Deep Learning-Based CT Scan Segmentation may Predict Outcomes in Idiopathic Pulmonary Fibrosis, reveals research
Deep-learning algorithms can effectively segment CT scans of patients with idiopathic pulmonary fibrosis (IPF) and thus offer prognostic information to clinicians, researchers have reported.
According to a team led by Munhunthan Thillai, MD, of the Royal Papworth Hospital in Cambridge, United Kingdom, the data could be used to enhance how IPF patients are followed and treated.
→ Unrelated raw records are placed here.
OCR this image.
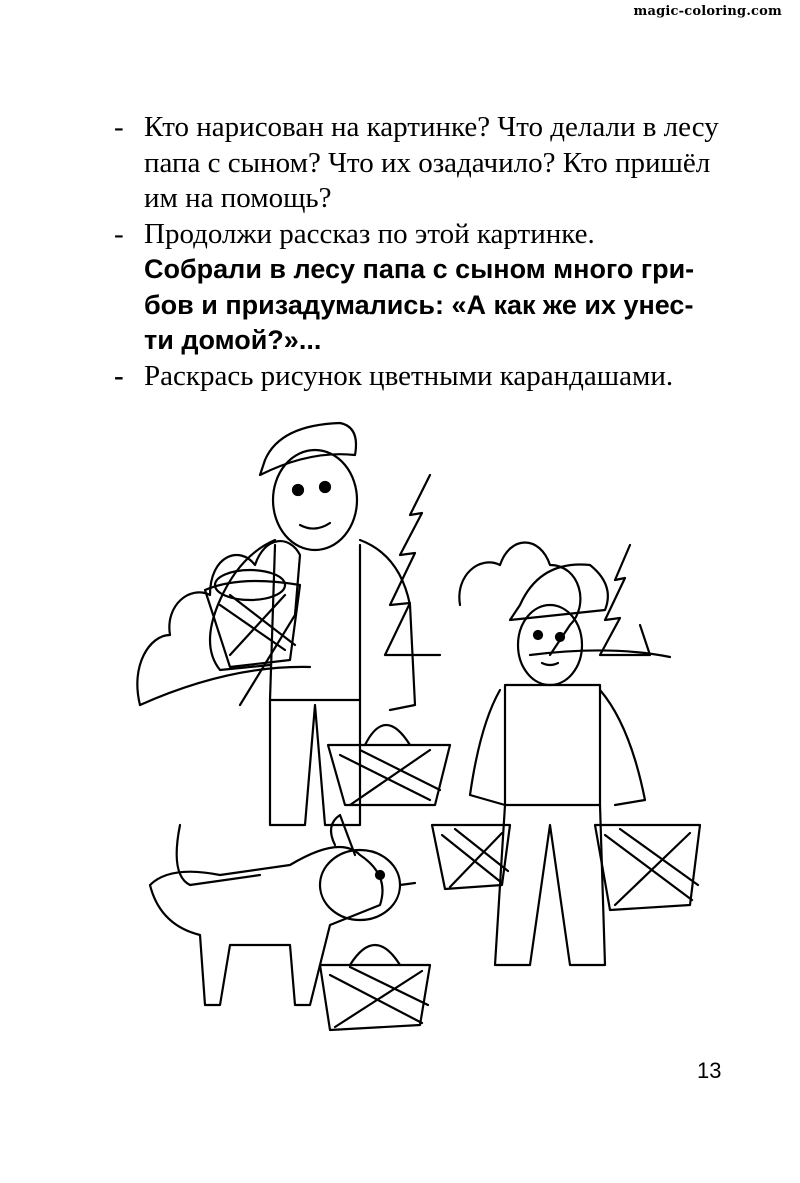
magic-coloring.com
- Кто нарисован на картинке? Что делали в лесу
папа с сыном? Что их озадачило? Кто пришёл
им на помощь?
- Продолжи рассказ по этой картинке.
Собрали в лесу папа с сыном много гри-
бов и призадумались: «А как же их унес-
ти домой?»...
- Раскрась рисунок цветными карандашами.
13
The findings were published on November 29, 2023, in the American Journal of Respiratory and Critical Care Medicine.
In the conduction of the study, a group of 446 not-yet-treated IPF patients enrolled in the PROFILE (Prospective Observation of Fibrosis in the Lung Clinical Endpoints) and the authors used deep learning-based CT scan segmentation to test the use of biomarkers (airway, lung, vascular, and fibrosis volumes) for IPF diagnosis and applied them to data received from the enrolled patients. They looked for any correlations between biomarkers and lung function, illness progression, and mortality. Over five years after diagnosis of IPF, the median follow-up was 39.1 months, with a cumulative incidence of death of 277, or 62.1%.